I don't remember all the problems with the screensaver extension that
has prevented its use in gnome-screensaver before, but I kind of
vaguely remember two issues:

1) No way to do fade in
2) No way to run different screensavers on different monitors

I played around a bit during the last couple of days of GUADEC and
wrote a lame little test app that comes up with solutions for those
two problems.  You can get it with

git clone git://anongit.freedesktop.org/~halfline/test-screensaver-extension/

It solves the first problem by making the screensaver window have a
None background pixmap so that when the screensaver window gets mapped
the contents that were on screen stay on screen.  It does mean you
won't see windows update during the fade in, but that could be fixed
if a compositing manager is running by giving the window an alpha
value I think (although I didn't try yet).

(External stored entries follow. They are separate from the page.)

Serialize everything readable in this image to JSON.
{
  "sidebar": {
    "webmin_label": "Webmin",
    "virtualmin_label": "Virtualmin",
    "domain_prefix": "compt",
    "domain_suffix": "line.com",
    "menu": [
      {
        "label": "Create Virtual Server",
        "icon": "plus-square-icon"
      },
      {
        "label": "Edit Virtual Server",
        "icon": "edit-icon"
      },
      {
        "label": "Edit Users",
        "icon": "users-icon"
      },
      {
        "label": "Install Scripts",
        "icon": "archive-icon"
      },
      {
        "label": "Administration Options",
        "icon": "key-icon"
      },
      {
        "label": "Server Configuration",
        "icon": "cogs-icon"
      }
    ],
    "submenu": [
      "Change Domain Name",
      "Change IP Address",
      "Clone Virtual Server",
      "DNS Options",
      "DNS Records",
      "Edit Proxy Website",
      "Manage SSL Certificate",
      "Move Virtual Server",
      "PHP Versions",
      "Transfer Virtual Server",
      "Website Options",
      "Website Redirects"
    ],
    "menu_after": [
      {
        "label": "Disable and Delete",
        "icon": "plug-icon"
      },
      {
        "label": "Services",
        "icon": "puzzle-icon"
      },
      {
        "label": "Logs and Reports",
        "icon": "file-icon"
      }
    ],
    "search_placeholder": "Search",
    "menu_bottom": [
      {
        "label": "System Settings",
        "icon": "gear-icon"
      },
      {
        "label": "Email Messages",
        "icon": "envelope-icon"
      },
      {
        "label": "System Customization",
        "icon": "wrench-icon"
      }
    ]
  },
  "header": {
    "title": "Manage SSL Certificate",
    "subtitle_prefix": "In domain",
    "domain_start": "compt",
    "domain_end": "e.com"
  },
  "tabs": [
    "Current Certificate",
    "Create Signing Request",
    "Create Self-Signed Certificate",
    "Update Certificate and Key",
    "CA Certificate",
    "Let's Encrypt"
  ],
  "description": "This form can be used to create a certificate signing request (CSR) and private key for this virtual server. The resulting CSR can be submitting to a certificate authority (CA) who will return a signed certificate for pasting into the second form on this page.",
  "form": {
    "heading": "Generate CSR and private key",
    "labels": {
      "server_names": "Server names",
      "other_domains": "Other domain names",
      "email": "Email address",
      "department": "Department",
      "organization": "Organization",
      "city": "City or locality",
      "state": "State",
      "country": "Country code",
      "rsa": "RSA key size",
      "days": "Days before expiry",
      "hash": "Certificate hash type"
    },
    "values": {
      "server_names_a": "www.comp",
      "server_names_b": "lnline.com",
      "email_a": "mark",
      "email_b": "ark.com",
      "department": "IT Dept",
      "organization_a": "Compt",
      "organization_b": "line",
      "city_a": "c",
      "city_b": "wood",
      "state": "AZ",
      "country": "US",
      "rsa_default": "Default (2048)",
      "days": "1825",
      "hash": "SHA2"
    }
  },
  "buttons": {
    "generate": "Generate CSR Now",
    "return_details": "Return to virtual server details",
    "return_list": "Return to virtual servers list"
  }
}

It solves the second problem by not actually using the screensaver
window, but instead creating child windows on the screensaver window.

Note, the test app isn't anything but an example program to show that
those two problems are fixable.  The app doesn't do a real-time fade
animation (it just paints progressively darker in a loop basically),
it doesn't show anything interesting while active, etc.

Jon, can you think of other problems that made the screensaver
extension infeasible?  I sort of vaguely remember Keith saying the
screensaver extension was supposed to break grabs, but that ended up
being unimplemented.  Was there some impedance mismatch between its
concept of idle and gnome-screensaver's concept of idle?